Until the day comes that we have a widget like a “Pin Selector”, I’m thinking the best way to solve this is to create multiple “virtual devices” for those that need to use the Device Selector.

Does that make sense? Perhaps I’m missing a better way to do this?

Thanks, Gunner!

It would be quite a bit of work to achieve (but then again, a project of this complexity would anyway), but one solution is to use Node-Red and MQTT running on your Pi.
The Blynk plug-in for Node-Red allows as many devices as you want to be created, each with their own auth code (actually, I think there may be a device limit within Blynk, but I’m not sure if this applies just to cloud server).

With this arrangement, Node-Red provides the logic and processing for communicating with the remote devices. This could be via direct pin communication on the Pi, or by sending a command via an MQTT message to the remote device. Node-Red has many other plug-ins that support different types if peripherals and this may make life easier. For example, I use plug-ins for Amazon Alexa and IKEA Tradfri as well as Blynk.

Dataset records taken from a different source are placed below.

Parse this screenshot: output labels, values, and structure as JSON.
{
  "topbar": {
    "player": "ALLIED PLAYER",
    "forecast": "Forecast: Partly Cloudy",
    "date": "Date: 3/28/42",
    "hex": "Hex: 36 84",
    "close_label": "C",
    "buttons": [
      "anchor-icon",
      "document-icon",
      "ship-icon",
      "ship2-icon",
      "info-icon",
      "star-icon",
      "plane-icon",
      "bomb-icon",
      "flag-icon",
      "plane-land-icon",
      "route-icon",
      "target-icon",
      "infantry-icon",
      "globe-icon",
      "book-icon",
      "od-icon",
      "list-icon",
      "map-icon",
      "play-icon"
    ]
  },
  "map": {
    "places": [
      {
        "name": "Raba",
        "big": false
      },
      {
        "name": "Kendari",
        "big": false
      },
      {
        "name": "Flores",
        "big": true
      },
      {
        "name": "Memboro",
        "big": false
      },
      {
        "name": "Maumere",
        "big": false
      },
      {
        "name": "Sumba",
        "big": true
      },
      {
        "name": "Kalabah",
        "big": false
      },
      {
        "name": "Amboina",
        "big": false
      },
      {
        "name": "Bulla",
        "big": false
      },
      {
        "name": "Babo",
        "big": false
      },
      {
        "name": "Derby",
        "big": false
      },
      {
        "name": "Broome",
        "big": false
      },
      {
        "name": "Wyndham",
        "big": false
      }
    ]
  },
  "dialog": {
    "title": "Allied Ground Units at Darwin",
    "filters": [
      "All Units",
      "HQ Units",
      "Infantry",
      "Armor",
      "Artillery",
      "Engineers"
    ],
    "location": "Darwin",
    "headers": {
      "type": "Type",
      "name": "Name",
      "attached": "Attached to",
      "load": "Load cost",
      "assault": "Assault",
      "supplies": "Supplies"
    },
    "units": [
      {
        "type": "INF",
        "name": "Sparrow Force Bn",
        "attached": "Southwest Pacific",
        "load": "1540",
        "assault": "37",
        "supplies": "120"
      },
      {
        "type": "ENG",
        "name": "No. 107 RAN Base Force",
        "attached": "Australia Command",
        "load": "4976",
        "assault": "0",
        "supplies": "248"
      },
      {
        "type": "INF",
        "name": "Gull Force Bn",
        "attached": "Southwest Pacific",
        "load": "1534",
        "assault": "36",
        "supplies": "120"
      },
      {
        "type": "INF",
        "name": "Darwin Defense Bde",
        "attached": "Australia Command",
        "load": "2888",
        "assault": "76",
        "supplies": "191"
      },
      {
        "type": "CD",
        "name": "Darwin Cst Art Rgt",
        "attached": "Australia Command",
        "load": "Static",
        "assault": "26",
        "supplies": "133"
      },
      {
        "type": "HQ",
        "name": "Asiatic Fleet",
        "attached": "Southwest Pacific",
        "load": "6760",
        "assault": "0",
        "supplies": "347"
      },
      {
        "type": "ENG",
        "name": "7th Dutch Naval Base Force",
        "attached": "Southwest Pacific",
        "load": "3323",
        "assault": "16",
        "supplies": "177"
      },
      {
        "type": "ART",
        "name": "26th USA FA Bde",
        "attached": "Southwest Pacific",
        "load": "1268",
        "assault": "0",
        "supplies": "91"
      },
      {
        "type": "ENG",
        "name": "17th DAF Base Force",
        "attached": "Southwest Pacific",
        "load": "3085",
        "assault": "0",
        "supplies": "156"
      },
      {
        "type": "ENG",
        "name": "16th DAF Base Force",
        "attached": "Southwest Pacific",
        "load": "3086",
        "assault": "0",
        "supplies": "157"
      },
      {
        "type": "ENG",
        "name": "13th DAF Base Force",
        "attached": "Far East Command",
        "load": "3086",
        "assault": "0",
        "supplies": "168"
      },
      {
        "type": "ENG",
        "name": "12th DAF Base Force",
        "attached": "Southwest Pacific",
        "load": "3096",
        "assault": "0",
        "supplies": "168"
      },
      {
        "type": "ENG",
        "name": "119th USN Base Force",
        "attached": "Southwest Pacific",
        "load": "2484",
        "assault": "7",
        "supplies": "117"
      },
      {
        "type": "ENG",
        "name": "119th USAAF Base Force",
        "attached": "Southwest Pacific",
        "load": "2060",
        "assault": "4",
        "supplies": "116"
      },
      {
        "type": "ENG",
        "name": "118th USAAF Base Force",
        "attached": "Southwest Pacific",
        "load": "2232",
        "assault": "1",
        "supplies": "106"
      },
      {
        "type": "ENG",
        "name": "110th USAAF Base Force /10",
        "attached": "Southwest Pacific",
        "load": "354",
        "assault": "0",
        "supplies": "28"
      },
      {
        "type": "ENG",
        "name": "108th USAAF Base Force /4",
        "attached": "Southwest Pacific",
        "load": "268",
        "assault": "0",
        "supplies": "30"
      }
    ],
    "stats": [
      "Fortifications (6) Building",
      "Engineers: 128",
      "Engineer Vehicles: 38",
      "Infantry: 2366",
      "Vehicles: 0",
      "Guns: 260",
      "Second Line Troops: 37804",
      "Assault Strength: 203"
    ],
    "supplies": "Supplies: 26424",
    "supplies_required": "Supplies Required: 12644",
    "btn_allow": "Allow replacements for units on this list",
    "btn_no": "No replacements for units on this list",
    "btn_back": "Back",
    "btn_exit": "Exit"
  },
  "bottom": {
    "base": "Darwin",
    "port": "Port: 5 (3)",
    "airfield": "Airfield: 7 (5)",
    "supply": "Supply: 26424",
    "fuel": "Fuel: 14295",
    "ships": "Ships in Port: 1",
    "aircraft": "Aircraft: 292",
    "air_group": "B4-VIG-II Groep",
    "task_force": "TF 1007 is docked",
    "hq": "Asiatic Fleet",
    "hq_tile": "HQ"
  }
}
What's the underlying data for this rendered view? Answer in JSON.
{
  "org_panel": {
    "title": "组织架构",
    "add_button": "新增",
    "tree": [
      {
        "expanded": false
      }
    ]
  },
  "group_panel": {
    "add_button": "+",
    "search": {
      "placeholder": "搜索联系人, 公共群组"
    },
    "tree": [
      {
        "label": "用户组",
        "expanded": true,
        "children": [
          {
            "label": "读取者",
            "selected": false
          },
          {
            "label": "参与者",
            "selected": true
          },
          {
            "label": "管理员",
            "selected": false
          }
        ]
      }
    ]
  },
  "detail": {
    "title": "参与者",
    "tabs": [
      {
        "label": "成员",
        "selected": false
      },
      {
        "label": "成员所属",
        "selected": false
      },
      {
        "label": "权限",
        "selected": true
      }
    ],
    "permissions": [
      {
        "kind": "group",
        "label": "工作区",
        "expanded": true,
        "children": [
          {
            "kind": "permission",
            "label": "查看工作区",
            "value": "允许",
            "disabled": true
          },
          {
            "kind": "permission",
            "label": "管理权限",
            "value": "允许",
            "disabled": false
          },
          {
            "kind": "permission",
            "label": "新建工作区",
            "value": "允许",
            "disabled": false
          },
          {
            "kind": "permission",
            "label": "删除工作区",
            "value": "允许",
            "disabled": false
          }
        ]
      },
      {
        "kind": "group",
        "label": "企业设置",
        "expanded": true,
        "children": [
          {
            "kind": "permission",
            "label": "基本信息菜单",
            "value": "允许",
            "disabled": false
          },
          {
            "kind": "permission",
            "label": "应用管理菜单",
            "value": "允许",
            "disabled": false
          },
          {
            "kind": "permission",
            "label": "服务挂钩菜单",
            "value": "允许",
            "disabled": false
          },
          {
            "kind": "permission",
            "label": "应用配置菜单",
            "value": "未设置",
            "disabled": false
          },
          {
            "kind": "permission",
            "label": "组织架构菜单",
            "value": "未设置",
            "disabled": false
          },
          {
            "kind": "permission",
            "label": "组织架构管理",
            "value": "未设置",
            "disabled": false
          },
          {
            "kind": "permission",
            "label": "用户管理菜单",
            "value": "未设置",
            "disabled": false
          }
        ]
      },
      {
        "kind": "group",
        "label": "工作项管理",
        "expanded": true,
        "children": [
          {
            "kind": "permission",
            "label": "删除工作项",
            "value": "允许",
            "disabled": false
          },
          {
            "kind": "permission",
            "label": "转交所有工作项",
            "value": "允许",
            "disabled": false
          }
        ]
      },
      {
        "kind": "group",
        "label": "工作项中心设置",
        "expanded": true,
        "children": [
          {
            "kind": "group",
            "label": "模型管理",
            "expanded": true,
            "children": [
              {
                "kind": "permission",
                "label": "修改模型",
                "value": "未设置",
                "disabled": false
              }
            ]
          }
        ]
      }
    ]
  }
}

Node-Red also has its own dashboard, but I wouldn’t go down that route if I were you.

Pete.

Sounds like you are describing Hub topology, which is not supported by Blynk yet.

Once it’s done, such scenarios would require additional UX solutions.

Pete - thanks for the recommendation. Looks like it could be a great fit and substantially simplify the project. I’m going to give it a go and see what happens…! Appreciate the help.

Take a look at this series of posts on the subject…

Pete.

So Hub Topology would allow a single “physical device” (with one and only one auth token) to present itself as multiple “virtual devices” (e.g., one Device Tiles widget tile per virtual device)?

Joe

It’s an open question, for sure. We would definitely need some identifiers of nodes that talk to the hub.